Ella dudó, signo inequívoco de que no recordaba nada.

– No… con precisión. Antes de la cena, sin duda. Sería alrededor de las nueve. Recuerdo que tenía un hambre espantosa. Empecé con coctel de camarones, pero no estaban muy frescos…

– ¿No volvió a ver a Small hasta que fue al sótano?

– No – dijo, y se apresuró a agregar: – Nadie lo vio. Debió de subir a su cuarto. ¡Ah, sí! ¿No dijo Marshall Trueblood que Small estaba un poco borracho?

– Quizá el señor Trueblood pueda darme los detalles de eso. – Jury dudaba que ella recordara con algo más que fugaz exactitud cualquier cosa ocurrida antes de su espeluznante descubrimiento del cuerpo. Cambió de tema. – Sobre este hombre Ainsley…

– Ah. – Ella se encogió de hombros. Jury comprendió que, como ella no había estado directamente involucrada con ese descubrimiento, no había por qué hablar del cadáver.

– ¿Estaba usted en la posada Jack and Hammer esa noche?
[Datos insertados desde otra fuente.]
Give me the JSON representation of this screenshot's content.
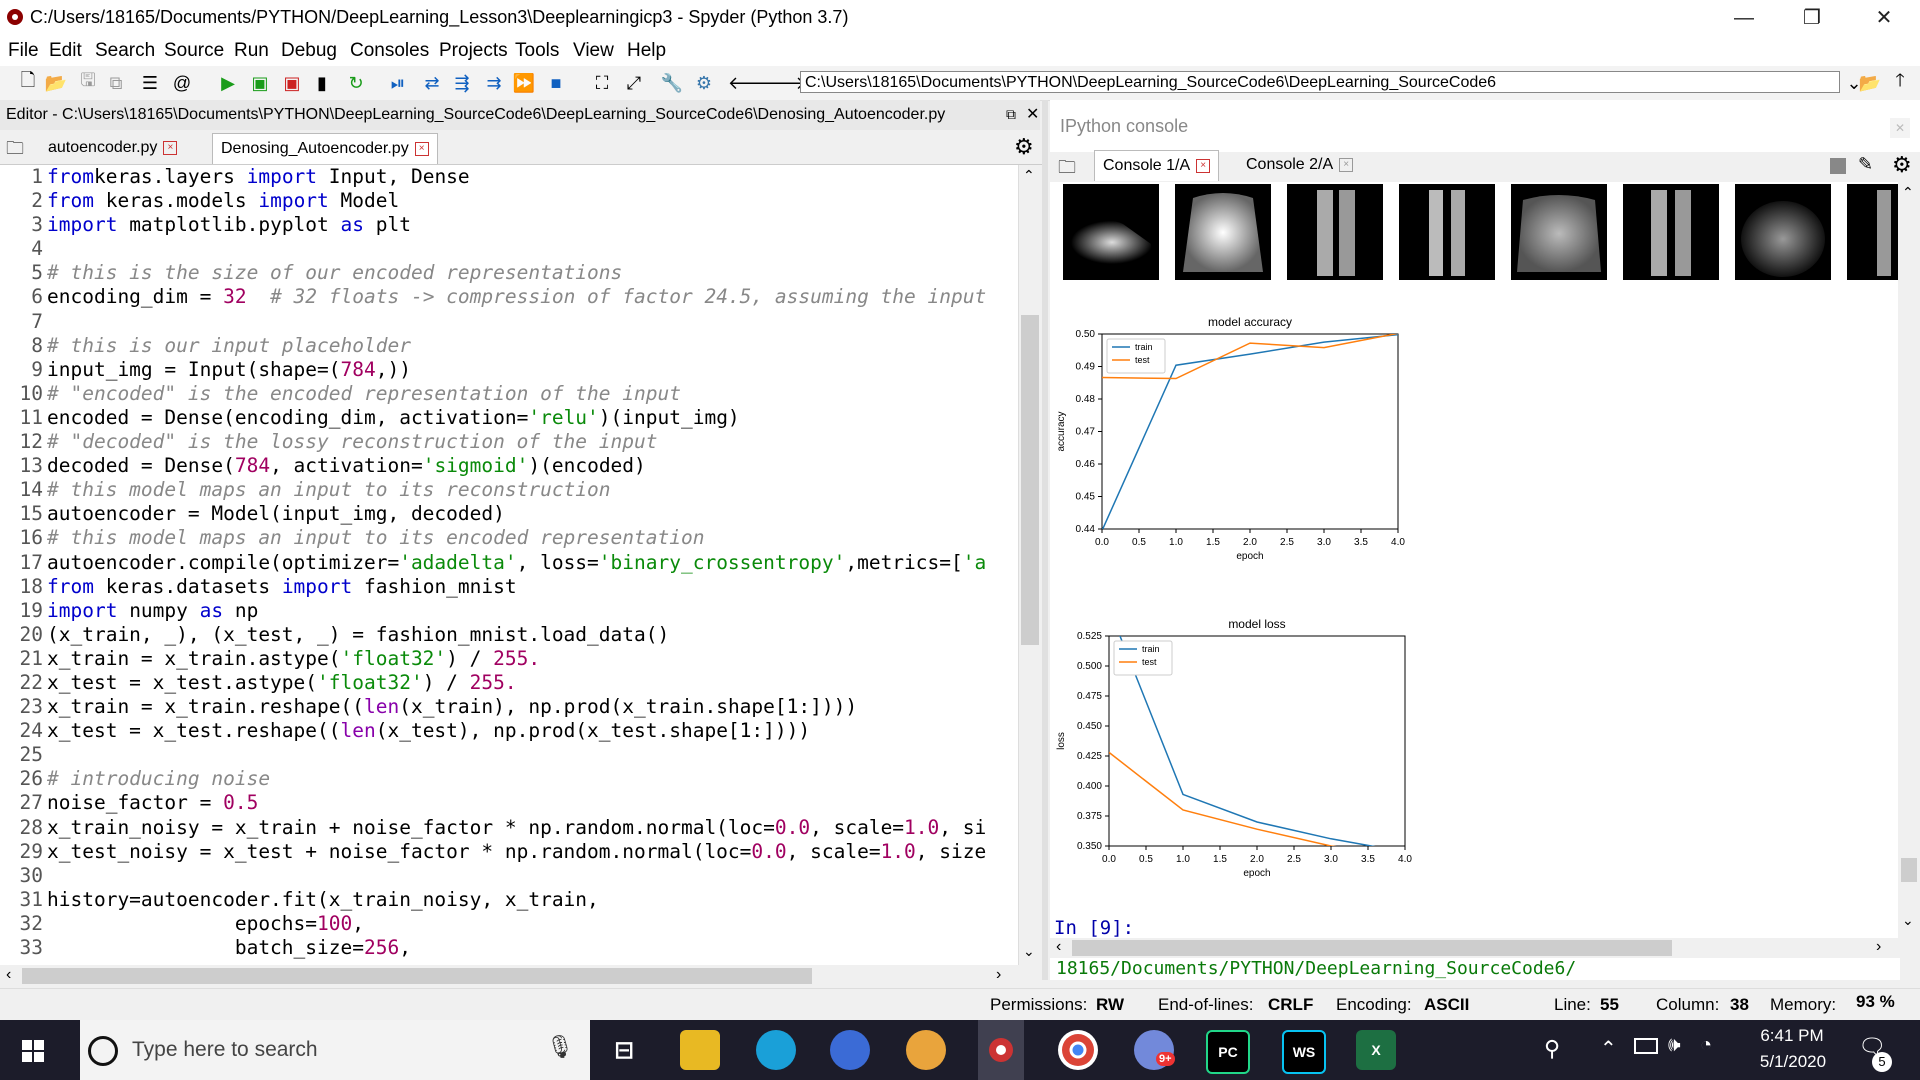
{
  "window": {
    "title": "C:/Users/18165/Documents/PYTHON/DeepLearning_Lesson3\\Deeplearningicp3 - Spyder (Python 3.7)",
    "controls": {
      "minimize": "—",
      "restore": "❐",
      "close": "✕"
    }
  },
  "menu": [
    "File",
    "Edit",
    "Search",
    "Source",
    "Run",
    "Debug",
    "Consoles",
    "Projects",
    "Tools",
    "View",
    "Help"
  ],
  "toolbar": {
    "path": "C:\\Users\\18165\\Documents\\PYTHON\\DeepLearning_SourceCode6\\DeepLearning_SourceCode6"
  },
  "editor": {
    "header": "Editor - C:\\Users\\18165\\Documents\\PYTHON\\DeepLearning_SourceCode6\\DeepLearning_SourceCode6\\Denosing_Autoencoder.py",
    "tabs": [
      {
        "label": "autoencoder.py",
        "active": false
      },
      {
        "label": "Denosing_Autoencoder.py",
        "active": true
      }
    ],
    "line_numbers": [
      "1",
      "2",
      "3",
      "4",
      "5",
      "6",
      "7",
      "8",
      "9",
      "10",
      "11",
      "12",
      "13",
      "14",
      "15",
      "16",
      "17",
      "18",
      "19",
      "20",
      "21",
      "22",
      "23",
      "24",
      "25",
      "26",
      "27",
      "28",
      "29",
      "30",
      "31",
      "32",
      "33"
    ],
    "lines": [
      [
        [
          "kw",
          "from"
        ],
        [
          "",
          "keras.layers "
        ],
        [
          "kw",
          "import"
        ],
        [
          "",
          " Input, Dense"
        ]
      ],
      [
        [
          "kw",
          "from"
        ],
        [
          "",
          " keras.models "
        ],
        [
          "kw",
          "import"
        ],
        [
          "",
          " Model"
        ]
      ],
      [
        [
          "kw",
          "import"
        ],
        [
          "",
          " matplotlib.pyplot "
        ],
        [
          "kw",
          "as"
        ],
        [
          "",
          " plt"
        ]
      ],
      [],
      [
        [
          "cm",
          "# this is the size of our encoded representations"
        ]
      ],
      [
        [
          "",
          "encoding_dim = "
        ],
        [
          "nm",
          "32"
        ],
        [
          "",
          "  "
        ],
        [
          "cm",
          "# 32 floats -> compression of factor 24.5, assuming the input"
        ]
      ],
      [],
      [
        [
          "cm",
          "# this is our input placeholder"
        ]
      ],
      [
        [
          "",
          "input_img = Input(shape=("
        ],
        [
          "nm",
          "784"
        ],
        [
          "",
          ",))"
        ]
      ],
      [
        [
          "cm",
          "# \"encoded\" is the encoded representation of the input"
        ]
      ],
      [
        [
          "",
          "encoded = Dense(encoding_dim, activation="
        ],
        [
          "st",
          "'relu'"
        ],
        [
          "",
          ")(input_img)"
        ]
      ],
      [
        [
          "cm",
          "# \"decoded\" is the lossy reconstruction of the input"
        ]
      ],
      [
        [
          "",
          "decoded = Dense("
        ],
        [
          "nm",
          "784"
        ],
        [
          "",
          ", activation="
        ],
        [
          "st",
          "'sigmoid'"
        ],
        [
          "",
          ")(encoded)"
        ]
      ],
      [
        [
          "cm",
          "# this model maps an input to its reconstruction"
        ]
      ],
      [
        [
          "",
          "autoencoder = Model(input_img, decoded)"
        ]
      ],
      [
        [
          "cm",
          "# this model maps an input to its encoded representation"
        ]
      ],
      [
        [
          "",
          "autoencoder.compile(optimizer="
        ],
        [
          "st",
          "'adadelta'"
        ],
        [
          "",
          ", loss="
        ],
        [
          "st",
          "'binary_crossentropy'"
        ],
        [
          "",
          ",metrics=["
        ],
        [
          "st",
          "'a"
        ]
      ],
      [
        [
          "kw",
          "from"
        ],
        [
          "",
          " keras.datasets "
        ],
        [
          "kw",
          "import"
        ],
        [
          "",
          " fashion_mnist"
        ]
      ],
      [
        [
          "kw",
          "import"
        ],
        [
          "",
          " numpy "
        ],
        [
          "kw",
          "as"
        ],
        [
          "",
          " np"
        ]
      ],
      [
        [
          "",
          "(x_train, _), (x_test, _) = fashion_mnist.load_data()"
        ]
      ],
      [
        [
          "",
          "x_train = x_train.astype("
        ],
        [
          "st",
          "'float32'"
        ],
        [
          "",
          ") / "
        ],
        [
          "nm",
          "255."
        ]
      ],
      [
        [
          "",
          "x_test = x_test.astype("
        ],
        [
          "st",
          "'float32'"
        ],
        [
          "",
          ") / "
        ],
        [
          "nm",
          "255."
        ]
      ],
      [
        [
          "",
          "x_train = x_train.reshape(("
        ],
        [
          "bi",
          "len"
        ],
        [
          "",
          "(x_train), np.prod(x_train.shape[1:])))"
        ]
      ],
      [
        [
          "",
          "x_test = x_test.reshape(("
        ],
        [
          "bi",
          "len"
        ],
        [
          "",
          "(x_test), np.prod(x_test.shape[1:])))"
        ]
      ],
      [],
      [
        [
          "cm",
          "# introducing noise"
        ]
      ],
      [
        [
          "",
          "noise_factor = "
        ],
        [
          "nm",
          "0.5"
        ]
      ],
      [
        [
          "",
          "x_train_noisy = x_train + noise_factor * np.random.normal(loc="
        ],
        [
          "nm",
          "0.0"
        ],
        [
          "",
          ", scale="
        ],
        [
          "nm",
          "1.0"
        ],
        [
          "",
          ", si"
        ]
      ],
      [
        [
          "",
          "x_test_noisy = x_test + noise_factor * np.random.normal(loc="
        ],
        [
          "nm",
          "0.0"
        ],
        [
          "",
          ", scale="
        ],
        [
          "nm",
          "1.0"
        ],
        [
          "",
          ", size"
        ]
      ],
      [],
      [
        [
          "",
          "history=autoencoder.fit(x_train_noisy, x_train,"
        ]
      ],
      [
        [
          "",
          "                epochs="
        ],
        [
          "nm",
          "100"
        ],
        [
          "",
          ","
        ]
      ],
      [
        [
          "",
          "                batch_size="
        ],
        [
          "nm",
          "256"
        ],
        [
          "",
          ","
        ]
      ]
    ]
  },
  "console": {
    "pane_title": "IPython console",
    "tabs": [
      {
        "label": "Console 1/A",
        "active": true
      },
      {
        "label": "Console 2/A",
        "active": false
      }
    ],
    "prompt": "In [9]:",
    "bottom_text": "18165/Documents/PYTHON/DeepLearning_SourceCode6/"
  },
  "chart_data": [
    {
      "type": "line",
      "title": "model accuracy",
      "xlabel": "epoch",
      "ylabel": "accuracy",
      "x": [
        0,
        1,
        2,
        3,
        4
      ],
      "xticks": [
        "0.0",
        "0.5",
        "1.0",
        "1.5",
        "2.0",
        "2.5",
        "3.0",
        "3.5",
        "4.0"
      ],
      "yticks": [
        "0.44",
        "0.45",
        "0.46",
        "0.47",
        "0.48",
        "0.49",
        "0.50"
      ],
      "xlim": [
        0,
        4
      ],
      "ylim": [
        0.44,
        0.5
      ],
      "series": [
        {
          "name": "train",
          "color": "#1f77b4",
          "values": [
            0.4395,
            0.4904,
            0.4938,
            0.4975,
            0.4998
          ]
        },
        {
          "name": "test",
          "color": "#ff7f0e",
          "values": [
            0.4866,
            0.4863,
            0.4972,
            0.4958,
            0.5002
          ]
        }
      ],
      "legend": "upper-left"
    },
    {
      "type": "line",
      "title": "model loss",
      "xlabel": "epoch",
      "ylabel": "loss",
      "x": [
        0,
        1,
        2,
        3,
        4
      ],
      "xticks": [
        "0.0",
        "0.5",
        "1.0",
        "1.5",
        "2.0",
        "2.5",
        "3.0",
        "3.5",
        "4.0"
      ],
      "yticks": [
        "0.350",
        "0.375",
        "0.400",
        "0.425",
        "0.450",
        "0.475",
        "0.500",
        "0.525"
      ],
      "xlim": [
        0,
        4
      ],
      "ylim": [
        0.35,
        0.525
      ],
      "series": [
        {
          "name": "train",
          "color": "#1f77b4",
          "values": [
            0.548,
            0.393,
            0.37,
            0.356,
            0.345
          ]
        },
        {
          "name": "test",
          "color": "#ff7f0e",
          "values": [
            0.428,
            0.38,
            0.364,
            0.35,
            0.342
          ]
        }
      ],
      "legend": "upper-left"
    }
  ],
  "statusbar": {
    "permissions_label": "Permissions:",
    "permissions": "RW",
    "eol_label": "End-of-lines:",
    "eol": "CRLF",
    "encoding_label": "Encoding:",
    "encoding": "ASCII",
    "line_label": "Line:",
    "line": "55",
    "column_label": "Column:",
    "column": "38",
    "memory_label": "Memory:",
    "memory": "93 %"
  },
  "taskbar": {
    "search_placeholder": "Type here to search",
    "time": "6:41 PM",
    "date": "5/1/2020",
    "notifications": "5",
    "apps": [
      "task-view",
      "file-explorer",
      "edge",
      "chrome",
      "chrome-canary",
      "spyder",
      "chrome-2",
      "discord",
      "pycharm",
      "webstorm",
      "excel"
    ],
    "app_labels": {
      "pycharm": "PC",
      "webstorm": "WS",
      "excel": "X",
      "discord_badge": "9+"
    }
  }
}
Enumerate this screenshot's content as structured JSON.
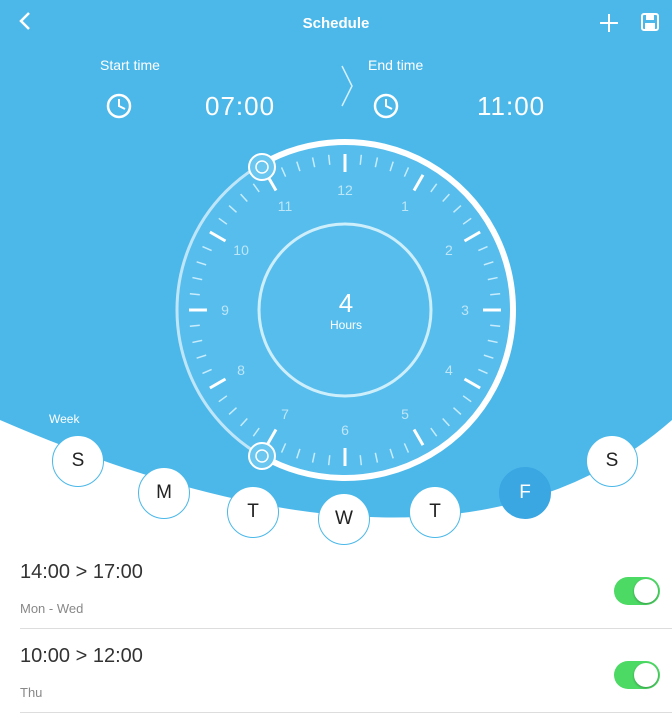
{
  "colors": {
    "primary": "#4cb8ea",
    "selected_day": "#3aa6e2",
    "toggle_on": "#4cd964"
  },
  "header": {
    "title": "Schedule",
    "back_icon": "chevron-left-icon",
    "add_icon": "plus-icon",
    "save_icon": "floppy-disk-icon"
  },
  "time_range": {
    "start_label": "Start time",
    "start_value": "07:00",
    "end_label": "End time",
    "end_value": "11:00",
    "start_icon": "clock-icon",
    "end_icon": "clock-icon",
    "arrow_icon": "chevron-right-icon"
  },
  "dial": {
    "hours_number": "4",
    "hours_label": "Hours",
    "numbers": [
      "12",
      "1",
      "2",
      "3",
      "4",
      "5",
      "6",
      "7",
      "8",
      "9",
      "10",
      "11"
    ],
    "start_handle_icon": "clock-icon",
    "end_handle_icon": "clock-icon"
  },
  "week": {
    "label": "Week",
    "days": [
      {
        "letter": "S",
        "selected": false
      },
      {
        "letter": "M",
        "selected": false
      },
      {
        "letter": "T",
        "selected": false
      },
      {
        "letter": "W",
        "selected": false
      },
      {
        "letter": "T",
        "selected": false
      },
      {
        "letter": "F",
        "selected": true
      },
      {
        "letter": "S",
        "selected": false
      }
    ]
  },
  "schedules": [
    {
      "range": "14:00 > 17:00",
      "days": "Mon - Wed",
      "enabled": true
    },
    {
      "range": "10:00 > 12:00",
      "days": "Thu",
      "enabled": true
    }
  ]
}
– No. Pero fui a hablar dos palabras con Scroggs por la tarde.

– ¿No hay nada que pueda agregar, entonces?

– No. – dijo en un tono altamente rencoroso.

– Gracias, Lady Ardry. – Jury se levantó y Wiggins cerró su libreta y pidió una taza de té. Pluck lo agasajó con los restos de lo que quedaba en la tetera.

– Perdóneme, Lady Ardry. Fue un descuido de nuestra parte no ofrecerle té – dijo Jury.

Ella se sacudió la pollera y plantó el bastón frente a ella.

– Está bien. No puedo darme el lujo de perder el tiempo preocupándome por el té, menos con este asunto. ¿Dónde se alojará, inspector?

El sargento Pluck, que desenvolvía un paquete de galletitas de agua, intervino con presteza.

– Le reservé habitación en The Man with a Load of Mischief, señor. Pensé que querría estar en el lugar mismo del hecho.

Mientras Jury llevaba a Lady Ardry hacia la puerta, ella le tironeó la manga y susurró:

– Querría hablar unas palabras con usted en privado.

– Sí, como no. – Salieron a la salita que desembocaba en la calle.

– Inspector, ¿va a hablar con mi sobrino, Melrose Plant, sobre este asunto?

– Interrogaré a todos los que estuvieron allí.

– Me parecía. La cuestión es que… será mejor que lo diga sin rodeos, hay una especie de resentimiento entre nosotros dos.

– ¿Quiere decir que él podría intentar implicarla?

Agatha aplastó el bastón contra el pecho.

– ¿A mí? ¿A mí? ¿Cómo podría implicarme a mí?

– Yo pensé…

– Si se atreve a hacer algo así, si de alguna manera trata de manipular los hechos… – La mano derecha estranguló el bastón mientras la izquierda se aferraba a la solapa de Jury. Luego, nerviosa, susurró: – Todos en Long Pidd le dirán lo “inteligente” que es. ¡Inteligente! ¡Qué disparate! Anda dando vueltas en la universidad enseñando un curso. No pudo conseguir un trabajo de tiempo completo. Todo porque puede hacer el crucigrama del Times en menos de quince minutos…

– ¡Quince minutos!

– Por Dios Todopoderoso, hombre, si usted no tiene nada que hacer más que sentarse frente al hogar con una botella de oporto, va a tener mucha práctica. Pero usted y yo, que tenemos que trabajar para ganarnos la vida, no esperamos que el mundo nos venga a golpear a la puerta. La cuestión es que mucho de Ardry End es mío por derecho. Mi esposo, el tío de Melrose, habría esperado que éste se portara mejor conmigo. – Como Jury no respondió, ella le sacudió la manga como para hacerlo reaccionar. – La cuestión es que…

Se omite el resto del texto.